Since last night when Jeremy Stephens' arrest and UFC president Dana White's bizarre handling of the situation became the talk of the sport, there has been one constantly repeated defense: Floyd Mayweather got to have his sentence delayed! Mayweather was even invoked by Dana at the UFC on FX 5: Browne vs. Bigfoot post-fight presser.
Here's what Dana had to say:
"Floyd Mayweather got to decide when to go to jail, you know what I mean? But this kid on an assault charge, couldn't have come out and fight today. When he could gone back to jail, I could have bailed him out, I would have flew him to Des Moines, Iowa to face the charges there. And they dragged me out and played games all day."
First of all, I can't say enough how ridiculous of an idea it is that someone should be allowed to leave jail hours after a felony arrest, and leave only for a few hours, so that they can compete in a violent cage fight. It's such an incredibly bad PR move that it's hard to believe it was even considered, let alone spoken of in public
But back to the Mayweather comparison.
Floyd had already been to trial for his charges, he'd been sentenced after a plea that reduced the charge down to a misdemeanor.
Was his sentence moved so that he could fight Miguel Cotto? Absolutely. And you can argue that that was wrong, or that it was wrong that a domestic violence charge was allowed to have been reduced to a misdemeanor to begin with.
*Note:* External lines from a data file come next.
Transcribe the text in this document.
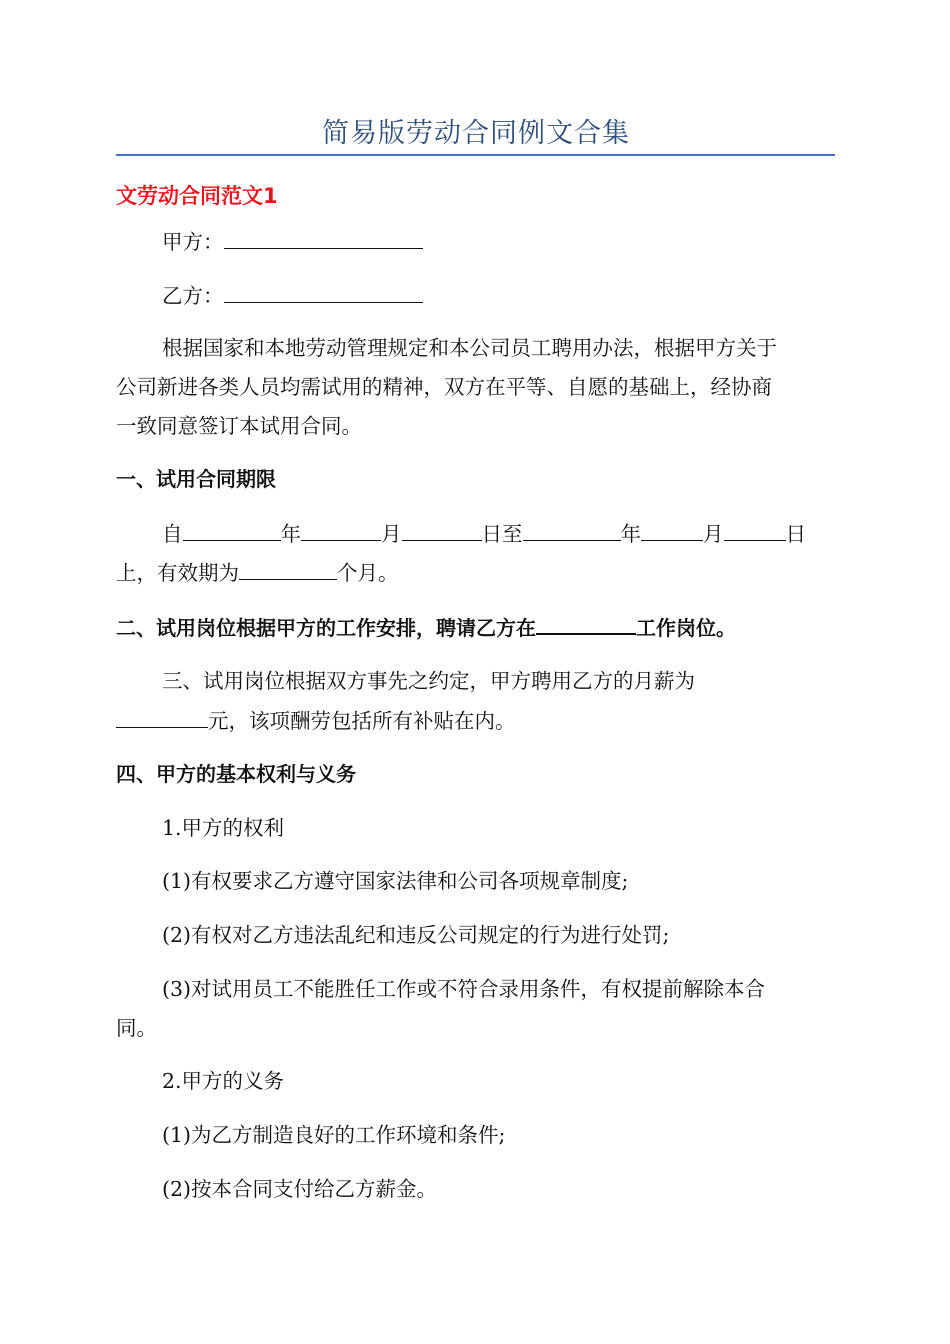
简易版劳动合同例文合集
文劳动合同范文1

甲方：

乙方：

根据国家和本地劳动管理规定和本公司员工聘用办法，根据甲方关于

公司新进各类人员均需试用的精神，双方在平等、自愿的基础上，经协商

一致同意签订本试用合同。

一、试用合同期限

自	年	月	日至	年	月	日

上，有效期为	个月。

二、试用岗位根据甲方的工作安排，聘请乙方在	工作岗位。

三、试用岗位根据双方事先之约定，甲方聘用乙方的月薪为

元，该项酬劳包括所有补贴在内。

四、甲方的基本权利与义务

1.甲方的权利

(1)有权要求乙方遵守国家法律和公司各项规章制度;

(2)有权对乙方违法乱纪和违反公司规定的行为进行处罚;

(3)对试用员工不能胜任工作或不符合录用条件，有权提前解除本合

同。

2.甲方的义务

(1)为乙方制造良好的工作环境和条件;

(2)按本合同支付给乙方薪金。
But the fact that Floyd had gone through a trial makes the situation completely different from Stephens, who had been arrested that morning. Stephens hadn't gone to trail, there was no chance to have a judge make a decision over the appropriateness of allowing him to fight.
Stephens was taken into custody for a warrant for a violent crime (assault), there's no reasonable case that he should have been allowed to participate in a cage fight that same night.